2.	Spouses and children must also produce extensive documentation to gain special immigrant status.
a.	In order for a spouse or child to gain special immigrant status, the relationship must have existed before the principal applicant's application was approved for special immigrant status.
i.	For spouses and children that are already in the United States, but were not included in the principal applicant's application, the spouse or child must file a Form I-485 and an application for permanent residence, with the Department of Homeland Security.
ii.	Spouses and children who are not currently living in the United States, the principal applicant needs to file Form I-824 and an Application for Action on an Approved Application or Petition".

==History==

===Hart-Cellar Act===

The Hart-Cellar Act (the Immigration and Nationality Act 1965) replaced the Immigration Act 1924 and eliminated the quota system put in place by the 1924 Act.

The Hart-Cellar Act created a preference system that recognized skills and family relationships.

"[A]ccording to De Genova, the 1965 legislation was celebrated as a liberal reform of the racist and exclusionary national-origins quota system that had been in place without substantial modification since 1882" 29 September 2014.

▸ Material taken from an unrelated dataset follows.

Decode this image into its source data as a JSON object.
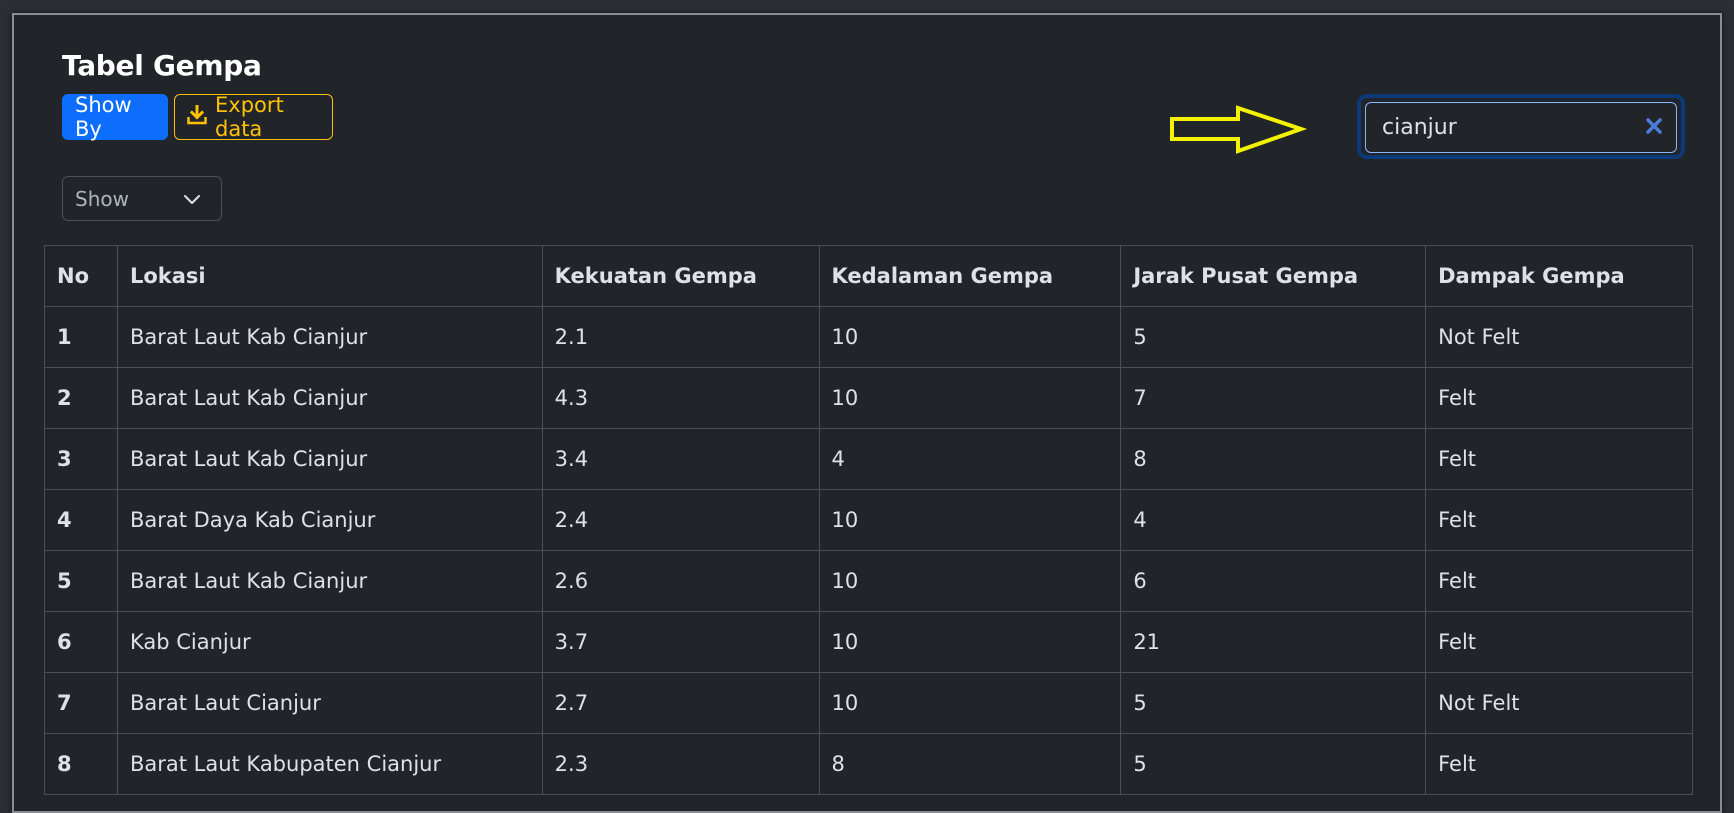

The new system set numerical restrictions on visas. However, it excluded immediate relatives of U.S. citizens or special immigrants born in independent nations, former citizens of the US, ministers, or employees of the U.S. government abroad.

===Immigration Act 1990===

The Immigration Act of 1990 increased the number of employment-based visas that could be obtained by immigrants from 54,000 to 140,000 per year and was heralded as "the most significant reform of the legal immigration system of the United States in nearly 40 years".

The objective of the 1990 Act was to improve "permanent immigration opportunities for most business persons, professionals and skilled workers" and its employment-based immigration changes became effective on October 1, 1991"

===Armed Forces Immigrant Adjustment Act 1991 ===

The treaty that allowed Filipinos to enlist in the United States Armed Forces is no longer in effect. However, "special immigrant status is still a possible routed to permanent residency for some people without other options".

Since eligibility under the Act was based on the status of the immigrant, service members were immediately eligible for naturalization based on service. However, foreign service members weren't well informed about the benefits of the Act.

Rogie Delmando, a Filipino service member who positively benefited from the Act, argued that "service members should be advised of this naturalization option immediately available to them if he or she has not filed for naturalization yet". Delmando also suggested other routes which might be better for foreign service members:
a.	some sailors from the Philippines who served during the Persian Gulf conflict can qualify for naturalization based upon service during a period of military hostilities;
b.	applying for special immigrant status under the Armed Forces Immigration Adjustment Act would normally be unnecessary because a more direct route to citizenship exists through service during the Persian Gulf conflict or another designated period of hostilities.